Счастливая ночь

 

Ночь. Потрескивают от мороза дощатые стенки товарного вагона. Мерно погромыхивают колеса под полом. Посреди вагона круглая, метр высоты, печь, настоящая, отлитая из чугуна, тяжелая. Не какая-нибудь самодельная из трех ведер, как в санбатской палатке. Средняя часть печи раскалена докрасна. В щелки верхней дверцы высвечивает пламя, то ярче, то слабее. Дверца нижней части открыта, и видны вываливающиеся через решетку угли. Падая, они светятся, упав в золу, тускнеют…
     Справа и слева от больших, похожих на ворота дверей вагона дощатые нары. В два этажа.
Мое место на передних по ходу поезда, нижних нарах, самое крайнее слева. Как всегда, неумеха и неуспеха, я заняла-таки местечко. С одной стороны от меня ледяная стенка. На мне, как почти на всех в этом вагоне, ватные стеганые брюки, такая же куртка, валенки, дубленка. И все равно мне не жарко. Подо мной, как подо всеми, на досках нар брезент, солома. У кого есть, и у меня, еще и плащ-палатка, сложенная вдвое. В головах у меня вещмешок, в котором котелок, кальсоны, рубашка, полотенце, ложка. На голове ушанка – в ушанке и на котелке можно терпимо устроиться.
     Я изо всех сил упираюсь носками валенок в стенку и прижимаюсь спиной к Надьке, такой же военной медсестре как я.
Вскоре эта моя работа приводит к тому, что между мной и стенкой образуется пустое место. Ведь Надька тоже жмется в ту сторону… Хоть бы случилось чудо, какой-либо дурак или дура лишился бы почему-либо своего места, и пришлось бы ему втиснуться между мной и стенкой. 
И вдруг чудо происходит. Кто-то, дневальный или дневальная, точнее бы, ночевальный или ночевальная, короче, кто-то дежурный, звякает дверцами печи, железной кочережкой, роняет и поднимает полешки… Повозившись, проходит вдоль нижних нар и… начинает тискаться между мной и стенкой!! Господи! Мужичище в шинели. У нас в шинели он один, да еще есть дед с бабой в гражданском. А так – все в дубленках. Он втиснулся спиной ко мне. Мне-то хорошо, даже очень хорошо – сразу исчез озноб. Я поворачиваюсь спиной к его спине… А каково ему? Но печка раскаляется, воздух становится легким, с одного бока у меня горячая Надька, с другого теплый мужик. Господи, хорошо-то как! Надо же!
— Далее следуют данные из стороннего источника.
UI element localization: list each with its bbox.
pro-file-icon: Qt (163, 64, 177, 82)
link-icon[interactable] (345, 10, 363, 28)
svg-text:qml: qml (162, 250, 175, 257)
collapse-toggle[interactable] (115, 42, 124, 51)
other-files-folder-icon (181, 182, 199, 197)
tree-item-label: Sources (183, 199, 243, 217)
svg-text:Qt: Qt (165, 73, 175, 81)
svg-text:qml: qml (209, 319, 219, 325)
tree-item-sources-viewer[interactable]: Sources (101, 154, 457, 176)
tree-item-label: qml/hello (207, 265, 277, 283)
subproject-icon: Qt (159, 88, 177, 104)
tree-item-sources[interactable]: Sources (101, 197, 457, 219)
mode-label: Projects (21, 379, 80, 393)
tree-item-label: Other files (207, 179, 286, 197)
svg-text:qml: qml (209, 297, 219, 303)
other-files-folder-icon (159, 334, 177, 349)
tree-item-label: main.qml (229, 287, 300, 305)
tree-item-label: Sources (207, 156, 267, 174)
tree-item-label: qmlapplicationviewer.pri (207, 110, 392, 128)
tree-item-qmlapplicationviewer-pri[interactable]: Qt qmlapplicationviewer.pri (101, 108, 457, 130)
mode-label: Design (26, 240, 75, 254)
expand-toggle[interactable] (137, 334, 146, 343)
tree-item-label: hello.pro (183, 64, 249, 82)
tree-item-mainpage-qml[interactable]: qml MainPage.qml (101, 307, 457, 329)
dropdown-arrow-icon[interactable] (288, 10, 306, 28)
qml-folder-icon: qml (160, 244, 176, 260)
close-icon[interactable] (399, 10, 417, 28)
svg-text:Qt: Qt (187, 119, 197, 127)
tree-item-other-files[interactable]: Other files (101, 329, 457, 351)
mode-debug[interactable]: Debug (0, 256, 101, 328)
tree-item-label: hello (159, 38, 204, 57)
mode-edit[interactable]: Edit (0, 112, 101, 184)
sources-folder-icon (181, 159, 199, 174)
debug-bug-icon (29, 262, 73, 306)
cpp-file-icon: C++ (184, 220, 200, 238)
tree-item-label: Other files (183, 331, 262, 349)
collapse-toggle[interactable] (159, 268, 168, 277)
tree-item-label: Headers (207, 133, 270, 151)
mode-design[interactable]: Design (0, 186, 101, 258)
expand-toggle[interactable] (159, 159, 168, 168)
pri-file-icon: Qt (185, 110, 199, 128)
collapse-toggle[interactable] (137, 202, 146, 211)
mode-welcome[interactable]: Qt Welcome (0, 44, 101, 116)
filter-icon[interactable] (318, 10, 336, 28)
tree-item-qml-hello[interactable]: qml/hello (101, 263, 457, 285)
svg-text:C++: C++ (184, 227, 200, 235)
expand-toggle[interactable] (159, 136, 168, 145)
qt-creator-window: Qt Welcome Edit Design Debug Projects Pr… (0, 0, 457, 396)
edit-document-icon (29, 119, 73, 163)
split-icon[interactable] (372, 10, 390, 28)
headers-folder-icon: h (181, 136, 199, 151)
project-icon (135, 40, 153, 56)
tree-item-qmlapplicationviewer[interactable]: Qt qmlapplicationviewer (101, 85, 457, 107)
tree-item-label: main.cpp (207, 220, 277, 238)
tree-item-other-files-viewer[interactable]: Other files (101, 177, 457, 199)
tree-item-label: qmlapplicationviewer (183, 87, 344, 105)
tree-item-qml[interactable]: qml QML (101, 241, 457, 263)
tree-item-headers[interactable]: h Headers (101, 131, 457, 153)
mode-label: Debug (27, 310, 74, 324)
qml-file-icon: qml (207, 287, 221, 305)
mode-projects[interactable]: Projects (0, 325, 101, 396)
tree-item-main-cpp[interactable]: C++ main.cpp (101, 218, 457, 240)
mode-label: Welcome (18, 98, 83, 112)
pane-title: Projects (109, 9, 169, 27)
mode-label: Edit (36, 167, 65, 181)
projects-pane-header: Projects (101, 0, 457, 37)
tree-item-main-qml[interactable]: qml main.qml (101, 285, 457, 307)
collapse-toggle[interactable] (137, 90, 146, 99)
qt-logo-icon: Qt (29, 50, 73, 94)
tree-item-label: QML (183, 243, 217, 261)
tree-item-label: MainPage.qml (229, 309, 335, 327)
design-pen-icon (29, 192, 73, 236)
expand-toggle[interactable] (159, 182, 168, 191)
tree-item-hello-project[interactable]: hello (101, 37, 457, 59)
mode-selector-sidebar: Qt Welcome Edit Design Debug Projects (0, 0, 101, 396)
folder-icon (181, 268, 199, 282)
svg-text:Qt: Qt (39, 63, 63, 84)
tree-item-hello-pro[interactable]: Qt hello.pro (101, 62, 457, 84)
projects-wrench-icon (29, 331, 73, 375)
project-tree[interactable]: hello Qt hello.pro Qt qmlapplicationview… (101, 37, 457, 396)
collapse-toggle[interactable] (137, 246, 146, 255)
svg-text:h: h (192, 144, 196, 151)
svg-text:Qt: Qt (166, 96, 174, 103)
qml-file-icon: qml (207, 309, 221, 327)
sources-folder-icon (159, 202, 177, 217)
     Как хорошо! Ельня позади, позади, позади! Подмосковный ноябрь позади, позади, позади! Папа – он побежал в ополчение в первый день войны – начальник ПАХ, а значит не в окопе. Не в окопе. Не в окопе. Где-то в лесочке печет хлеб… Мама с братишкой добрались до Чкаловской области, их приняла к себе жить одинокая старуха, мама работает в сельской школе, работает, ра-бо-та-ет, ра-бо-та-ет! Мне тепло, мне хорошо, хорошо, хорошо…
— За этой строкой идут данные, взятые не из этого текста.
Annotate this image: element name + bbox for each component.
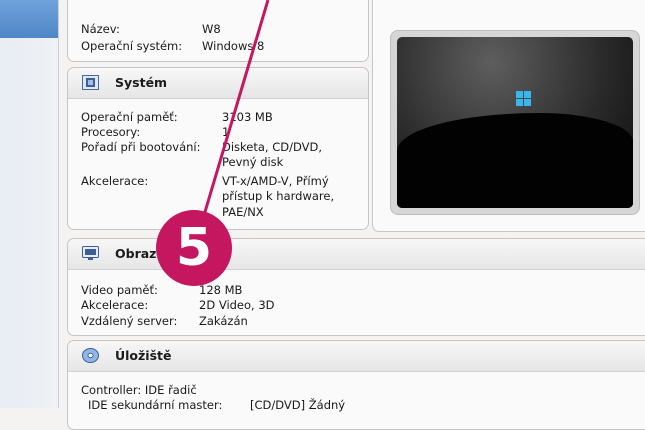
callout-line — [200, 0, 270, 223]
callout-number-badge: 5 — [156, 210, 232, 286]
     Сколько длится это счастье, это счастливое состояние, я не знаю.
Просыпаюсь не сразу. Сначала в лицо мне толкается… валенок. Щупаю его руками, теплыми руками, которые только что были засунуты в рукава, в теплый овечий мех (рукавицы в карманах). Господи! Валенок не нашенский, не твердый казенный, а мягонький и пахнет прошлым – овцами, хлебом домашним, бабушкиной хатой… Наверное, лежащая против печи гражданская старуха сняла валенки и положила под голову, а все крутятся, вертятся, и валенок доплыл до меня… Сейчас в темноте орать, искать чей он, неладно. Чтобы не свалился с нар на ледяной, а у печки сырой пол, положу этот валенок под голову. Теперь между котелком, завернутым в полотенце и ватной ушанкой – до чего же мягко и удобнейше – голенище мягкого-мягкого валенка… До чего хорошо! Хо-ро-шо! Хо-ро-шо, хо-ро-шо, хо-ро-шо… На какое-то время опять блаженно забываюсь.
     Но печка прогорела, сосед мой дрыхнет. Воздух заколел, все начинают постанывать и покашливать, кто-то даже бормотно ропщет, но вставать никто не хочет.
     И я бы не встала. Не знаю, хватило бы меня на то, чтобы разбудить дежурного – ведь никто, кроме меня, не знает, где он. Я знаю. Но. У меня еще одна причина, чтобы встать. Однажды я так вот из-за холода – спали на брезенте в заснеженном лесу – решила потерпеть до утра. Что из этого вышло, вспоминать… нехорошо. Надо вставать.
     Между печкой и дверью, по ходу правой, в полу пропилено квадратное отверстие, сантиметров… ну? тридцать на тридцать, наверно. Накрыто фанерой, на фанере кирпичи, чтоб не сдуло фанеру.
     Натягиваю полуспущенные валенки, сползаю с нар… В печке… Открываю дверцу – прогорело. И угли на решетке багрово-темные. Но мне сначала… туда. Руками в темноте нащупываю обледенелые кирпичи, осторожно отодвигаю фанеру… Как свищет ледяная струя! Что поделаешь.
     Задвигаю фанеру с кирпичами. Валенки скользят по заледенелому в этом месте полу. Стараясь не поскользнуться, не шлепнуться, подхожу к поленнице у правой стенки и на ощупь ищу полешки с лоснящимся березовым бочком, с невидимой в темноте ажурной белой бахромкой березовой коры… Набрала… Ах! Поскользнулась, села на пол! Хорошо – ватные штаны, овчина…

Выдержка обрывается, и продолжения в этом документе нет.